1. We are beginning a partnership with parents.

 One role that our church must never take on is that of being the primary discipler of all our kids.  It’s a matter of principle: God wants mothers and fathers to be the front-line disciple-makers of their children’s lives.
By creating a milestone of Parent Commissioning (with its accompanying Parent Orientation class), we begin a committed partnership between our parents and the church, where we look to be a third-party presence confirming to the kids what the parents are already teaching at home. That milestone doesn’t have to happen when they are babies, either. We will commission families with preschool, elementary, and even middle-school aged kids.
If we can get dads and moms to accept their role as the primary disciplers of their kids at the beginning of our relationship, it sets us both up for success down the road as we partner with them in all phases of parenthood.

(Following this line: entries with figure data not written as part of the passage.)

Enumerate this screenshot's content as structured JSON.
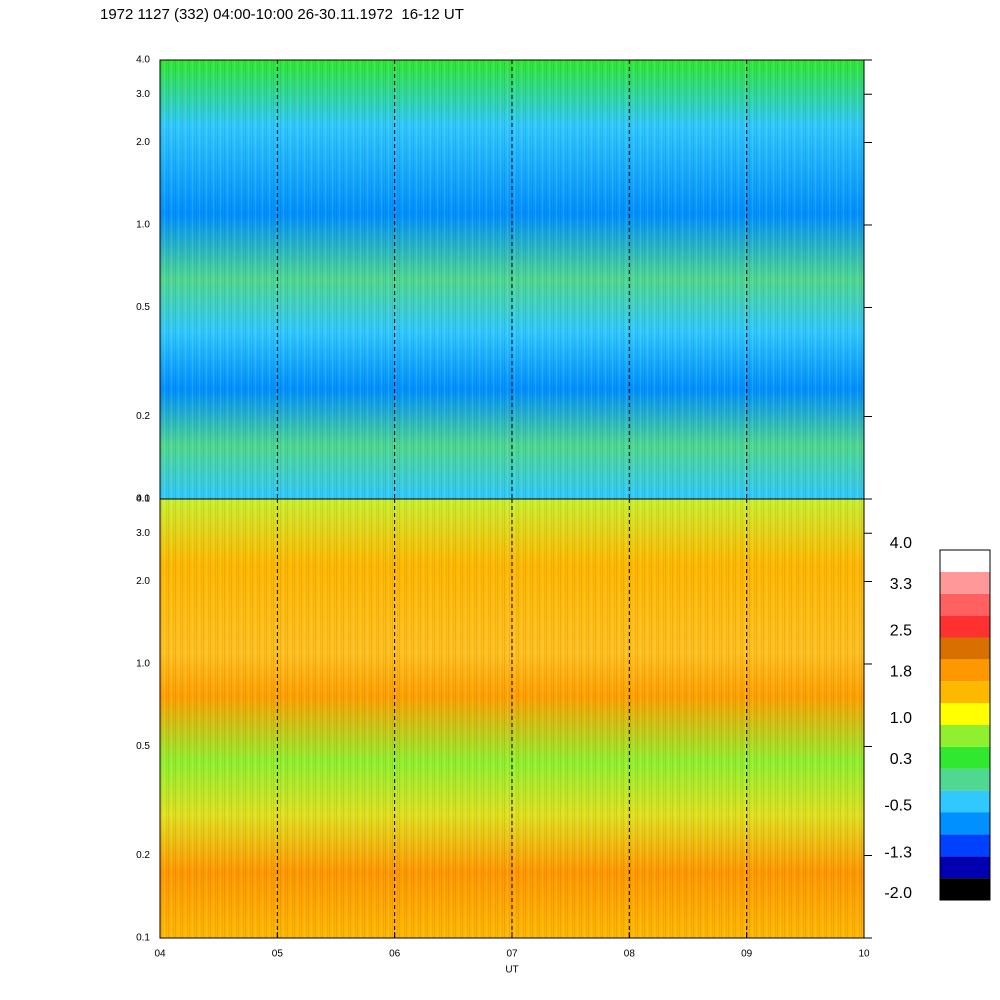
{
  "chart_data": {
    "type": "spectrogram",
    "title": "1972 1127 (332) 04:00-10:00 26-30.11.1972  16-12 UT",
    "x_label": "UT",
    "xlim": [
      4,
      10
    ],
    "xticks": [
      {
        "value": 4,
        "label": "04"
      },
      {
        "value": 5,
        "label": "05"
      },
      {
        "value": 6,
        "label": "06"
      },
      {
        "value": 7,
        "label": "07"
      },
      {
        "value": 8,
        "label": "08"
      },
      {
        "value": 9,
        "label": "09"
      },
      {
        "value": 10,
        "label": "10"
      }
    ],
    "grid": true,
    "log_scale": true,
    "panels": [
      {
        "ylim": [
          0.1,
          4.0
        ],
        "yticks": [
          0.1,
          0.2,
          0.5,
          {
            "value": 1,
            "label": "1.0"
          },
          {
            "value": 2,
            "label": "2.0"
          },
          {
            "value": 3,
            "label": "3.0"
          },
          {
            "value": 4,
            "label": "4.0"
          }
        ]
      },
      {
        "ylim": [
          0.1,
          4.0
        ],
        "yticks": [
          0.1,
          0.2,
          0.5,
          {
            "value": 1,
            "label": "1.0"
          },
          {
            "value": 2,
            "label": "2.0"
          },
          {
            "value": 3,
            "label": "3.0"
          },
          {
            "value": 4,
            "label": "4.0"
          }
        ]
      }
    ],
    "colorbar": {
      "lim": [
        -2,
        4
      ],
      "colors": [
        "#000000",
        "#0000b0",
        "#0040ff",
        "#0090ff",
        "#30c8ff",
        "#50d890",
        "#30e830",
        "#90f030",
        "#ffff00",
        "#ffb800",
        "#ff9800",
        "#d87000",
        "#ff3030",
        "#ff6060",
        "#ff9898",
        "#ffffff"
      ],
      "ticks": [
        {
          "value": -2,
          "label": "-2.0"
        },
        -1.3,
        -0.5,
        0.3,
        {
          "value": 1,
          "label": "1.0"
        },
        1.8,
        2.5,
        3.3,
        {
          "value": 4,
          "label": "4.0"
        }
      ]
    }
  }
}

2. The home is the first mission field.

When we put the emphasis on the parents instead of on their kids, it sets the vision for our focus in family ministry: dad and mom. In the same way that we commission our missionaries to live overseas, we want to set our sights on parents embracing this role as God’s missionary to their kids. The home is our first mission field.
This means we take time three times a year in our services to put parents in front of our church. We explain the commitment they are making, and together as a body we pray for them and remind ourselves of the role we also must play as their church family.
If our parents truly are missionaries in the home, we want to send them into that mission field fully equipped. From prayer in the nursery, to resources for the home,  to elementary, middle, and high school small groups, our church is constantly looking to support and affirm the discipleship happening in the home. Parents are the tip of the spear in engaging kids with the gospel, but we want to do everything in our power to be the rest of the spear for them.

3. Parent Commissioning is more like a wedding than a baby dedication.

Rather than “dedicating” a child, which often does little to engage and commit the lives of the parents, we are sending and equipping our parents. We expect a level of commitment from the parents that generally doesn’t accompany baby dedications.

In other words (and to paraphrase the words of Abraham Lincoln), we cannot dedicate our children. It is rather for usto be dedicated to the great task remaining before us—to devote ourselves to seeing the gospel flourish in their young lives.
In this way, our ceremonies are more like weddings than baby dedications. As in a wedding, these people are standing in front of family, friends, and God, promising to fulfill the life-altering duties God has put in front of them. And together, our whole church gets to celebrate their declaration to raise their kids “in the training and instruction of the Lord” (Ephesians 6:4 CSB). It’s an incredible commitment. We intend to remind them of that commitment regularly—as often as we remind them of God’s grace, which will provide the strength necessary to accomplish the task.

 

 

A Christian Parent’s Covenant

You will not have to recite a pledge during the ceremony. You should, however, read and decide whether you are able to commit to this pledge:

“Declaring Christ as Savior and Lord and believing in my heart that God raised Him from the dead, I this day acknowledge that my children are gifts from God, that I am a caretaker by His grace and, therefore, accept the responsibility for raising my family to know and follow Jesus.  As a Christian parent:

 

  • I will demonstrate for my child Christian integrity in my personal life.
  • I will teach my child the meaning of fidelity in my marriage.
  • I will show my child the meaning of fellowship and servanthood through my church.
  • I will model my faith in my life, in prayer, a Spirit-empowered and surrendered life, and the application of the Bible’s truth as I teach my child to follow Jesus as Lord.

With God as my strength, I promise to give my child every possible benefit of home, school, church, and community. And I ask His blessing upon him/her to guide and guard through all his/her years. Amen.”